О мессианском движении среди иудеев "Хазарии" (Крыма), по-видимому, в те же годы, свидетельствует еще одно, на этот раз недатированное письмо, также происходящее из Каирской генизы. В нем сообщается, что "в горах, которые находятся в стране Хазарии", появились люди (названы их имена; об одном говорится, что он пришел из Иерусалима), один из которых называет себя пророком Элийя (Илией), а своего сына — Мессией; "они писали письма ко всем евреям далеко и близко, во все соседние земли. Они сказали, что пришло время, когда Бог собирает Свой народ Израиль из всех земель в Иерусалим, священный город"(49).

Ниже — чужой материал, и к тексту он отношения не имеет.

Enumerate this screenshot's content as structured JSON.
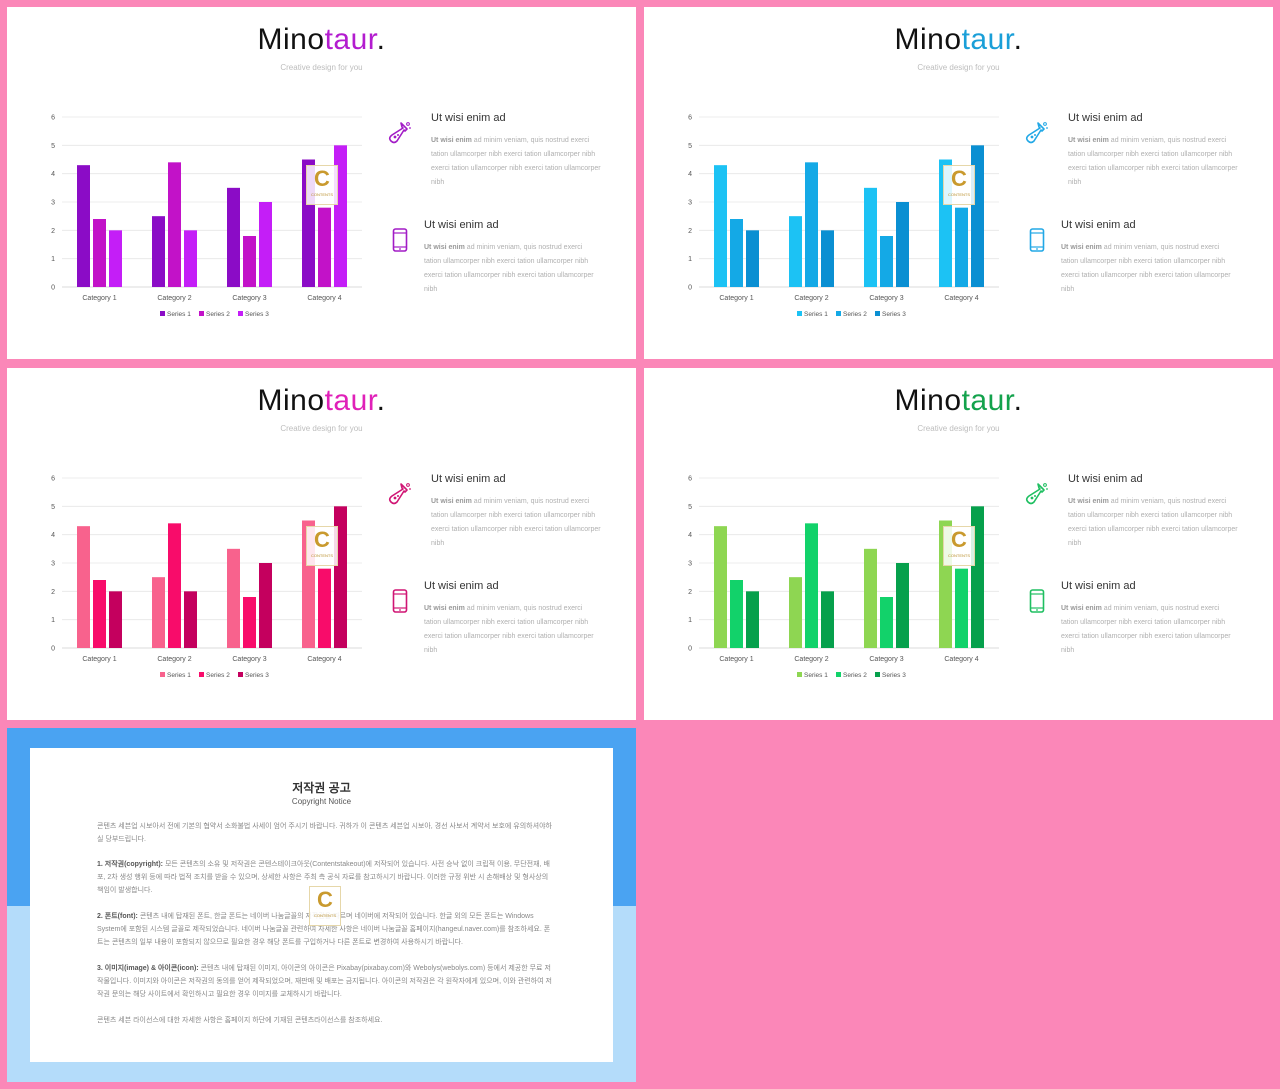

Нет сомнений в том, что "соседние земли", евреям которых направляли свои письма византийские и "хазарские" иудеи, включали в себя и Русь. Нам известно о тесных контактах, существовавших в конце XI в. между иудеями Византии (в том числе затронутых движением 1096 г. районов) и Руси. Так, сохранился формуляр "рекомендательного письма" для евреев, путешествующих по торговым, религиозным или другим делам из Руси в Иерусалим через Салоники; письмо это датируется, предположительно, концом XI в., т. е. интересующим нас временем(50). Сама форма документа — формуляр, а не конкретное послание — указывает на устойчивые связи между салоникской и русскими (прежде всего, видимо, киевской) еврейскими общинами. Такие же, если не более устойчивые связи должны были соединять киевских иудеев с их единоверцами, жившими в Крыму.

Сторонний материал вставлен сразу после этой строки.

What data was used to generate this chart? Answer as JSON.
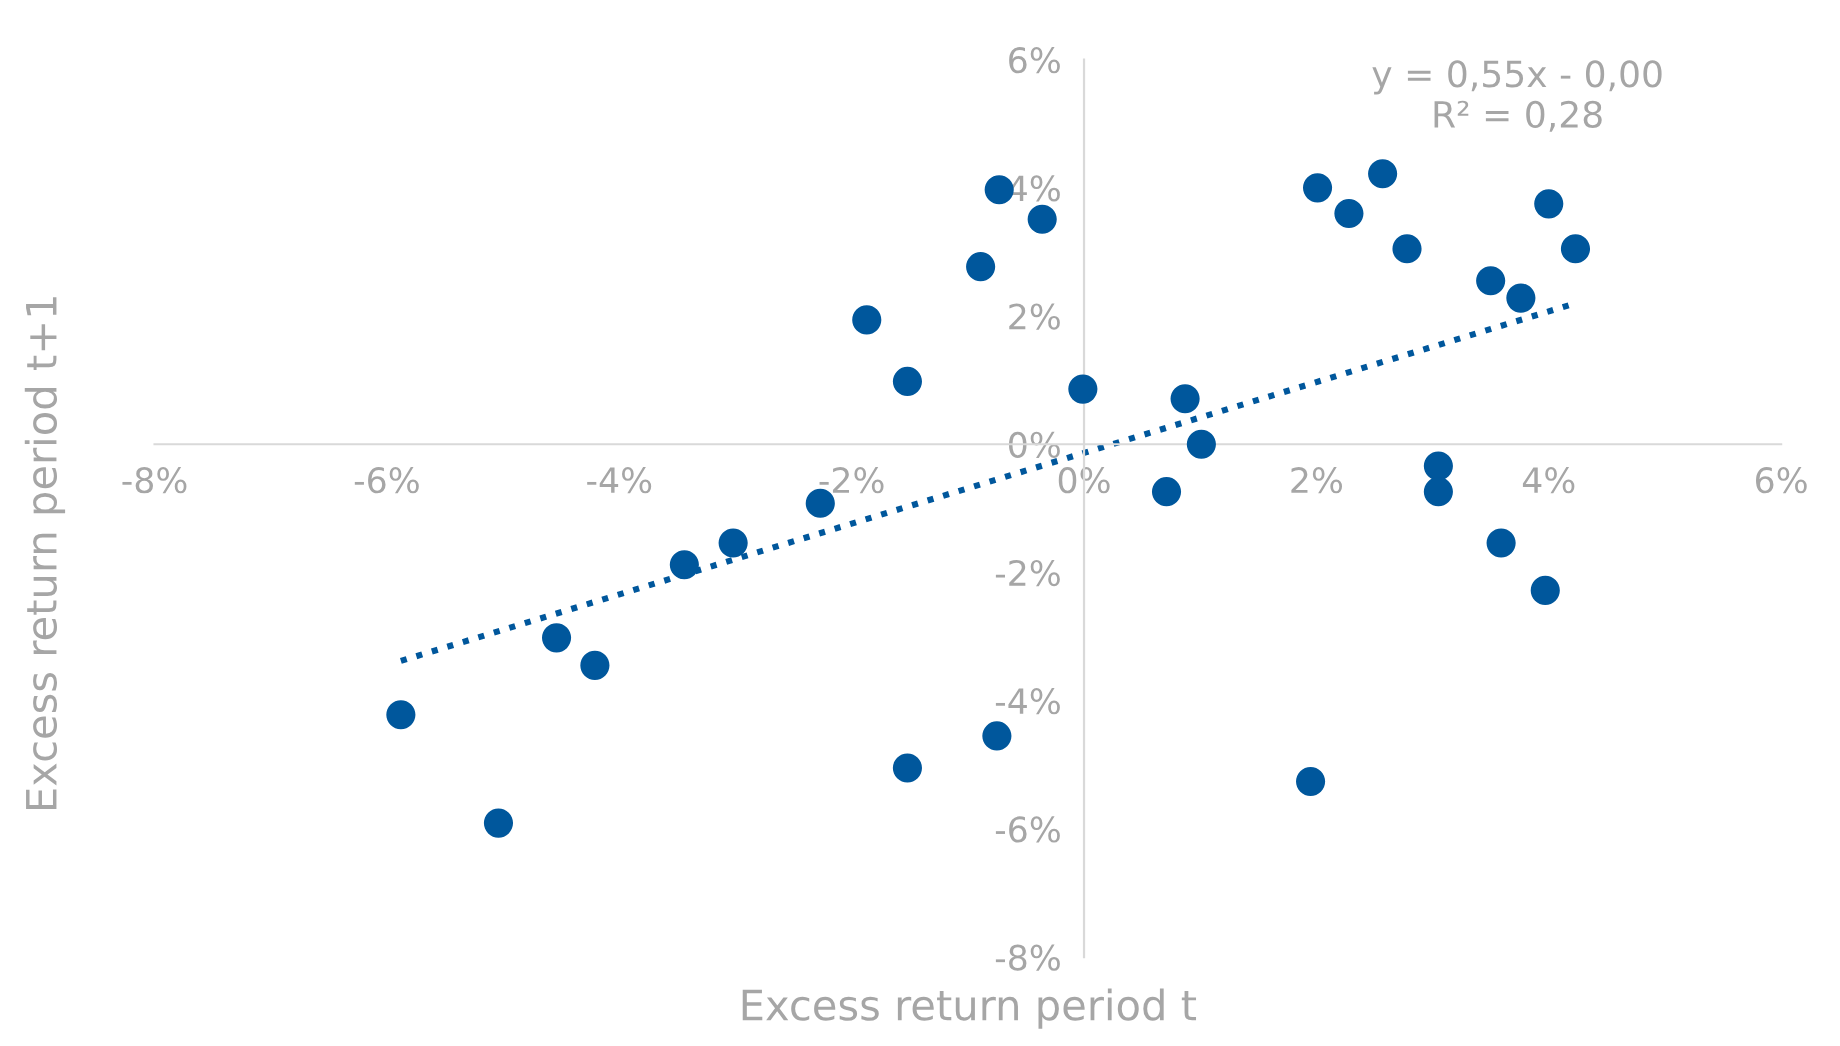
{
  "chart_data": {
    "type": "scatter",
    "xlabel": "Excess return period t",
    "ylabel": "Excess return period t+1",
    "annotations": [
      "y = 0,55x - 0,00\nR² = 0,28"
    ],
    "xlim": [
      -8,
      6
    ],
    "ylim": [
      -8,
      6
    ],
    "xticks": [
      {
        "value": -8,
        "label": "-8%"
      },
      {
        "value": -6,
        "label": "-6%"
      },
      {
        "value": -4,
        "label": "-4%"
      },
      {
        "value": -2,
        "label": "-2%"
      },
      {
        "value": 0,
        "label": "0%"
      },
      {
        "value": 2,
        "label": "2%"
      },
      {
        "value": 4,
        "label": "4%"
      },
      {
        "value": 6,
        "label": "6%"
      }
    ],
    "yticks": [
      {
        "value": -8,
        "label": "-8%"
      },
      {
        "value": -6,
        "label": "-6%"
      },
      {
        "value": -4,
        "label": "-4%"
      },
      {
        "value": -2,
        "label": "-2%"
      },
      {
        "value": 0,
        "label": "0%"
      },
      {
        "value": 2,
        "label": "2%"
      },
      {
        "value": 4,
        "label": "4%"
      },
      {
        "value": 6,
        "label": "6%"
      }
    ],
    "grid": false,
    "legend": false,
    "series": [
      {
        "color": "#00579c",
        "marker": "circle",
        "x": [
          -5.88,
          -5.04,
          -4.54,
          -4.21,
          -3.44,
          -3.02,
          -2.27,
          -1.87,
          -1.52,
          -1.52,
          -0.89,
          -0.75,
          -0.73,
          -0.36,
          -0.01,
          0.71,
          0.87,
          1.01,
          1.95,
          2.01,
          2.28,
          2.57,
          2.78,
          3.05,
          3.05,
          3.5,
          3.59,
          3.76,
          3.97,
          4.0,
          4.23
        ],
        "values": [
          -4.22,
          -5.91,
          -3.02,
          -3.45,
          -1.88,
          -1.54,
          -0.92,
          1.94,
          0.98,
          -5.05,
          2.77,
          -4.55,
          3.97,
          3.51,
          0.86,
          -0.74,
          0.71,
          0.0,
          -5.26,
          4.0,
          3.6,
          4.22,
          3.05,
          -0.34,
          -0.74,
          2.55,
          -1.54,
          2.28,
          -2.28,
          3.75,
          3.05
        ]
      },
      {
        "type": "line",
        "color": "#00579c",
        "marker": "none",
        "line_style": "dotted",
        "x": [
          -5.88,
          4.23
        ],
        "values": [
          -3.38,
          2.2
        ]
      }
    ]
  }
}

По-видимому, именно это мессианское движение среди византийских иудеев, охватившее различные области Империи, в том числе и Крым, нашло отражение в известном рассказе Киево-Печерского патерика о мученической смерти преп. Евстратия Постника, захваченного в плен половцами во время их набега на Киев летом 1096 г. и проданного затем вместе с другими пленниками некоему еврею из Корсуни (Херсонеса). Согласно рассказу Патерика, за отказ принять еврейскую веру Евстратий был предан мучительной смерти: на Пасху 1097 г. (5 апреля) он был пригвожден к кресту и спустя 15 дней умер. Автор патерикового Слова рассказывает о необычном "дерзновении" иудеев "по всей области Греческого царства", а также о расправе над ними вскоре после гибели преп. Евстратия. "Весть бысть от царя на жиды том дьни, да ижденуть вся жиды, имениа их отъемше, а старейшины их избиють"(51).
Можно предполагать, что антииудейские выступления в Западной Европе и Византии в 1096—1097 гг. приводили к оттоку тамошних иудеев, в том числе и на Русь. В том же направлении должны были распространяться и ожидания среди евреев скорого прихода Мессии или даже слухи о его уже состоявшемся пришествии. Все это не могло не восприниматься христианами как явное свидетельство готовящегося (или уже состоявшегося) появления в мире антихриста.
Ясные указания на этот счет содержатся в тех авторитетных эсхатологических сочинениях, которыми пользовались книжники древней Руси. Так, например, в "Сказании о Христе и антихристе" Ипполита Римского сообщались конкретные подробности того, как антихрист "призовет все люди жидовьскыя к себе от всех стран расеянныа, чюжаа творя аки своя чада, обещевая им исправити землю и воставити царство им и храм, да быша ся ему аки Богу поклонили…". Или в другом месте: "Съкупи розгънаныя овьця Спаситель, и тъ [антихрист] подобьно събереть разгънаныя люди жидовьскы…"; "…тъ бо и жидовьское царьство въстави"(52). "В пришествие антихриста, — писал, со ссылкой на Ипполита Римского, автор византийского Жития Андрея Юродивого, — прьвии жидове прельститися хотят"(53). Это утверждение сделалось "общим местом" всей христианской эсхатологической литературы(54). Отсюда, между прочим, проистекает то внимание, с каким в преддверие "последних времен" христианские книжники присматривались ко всему, что происходило в иудейском мире.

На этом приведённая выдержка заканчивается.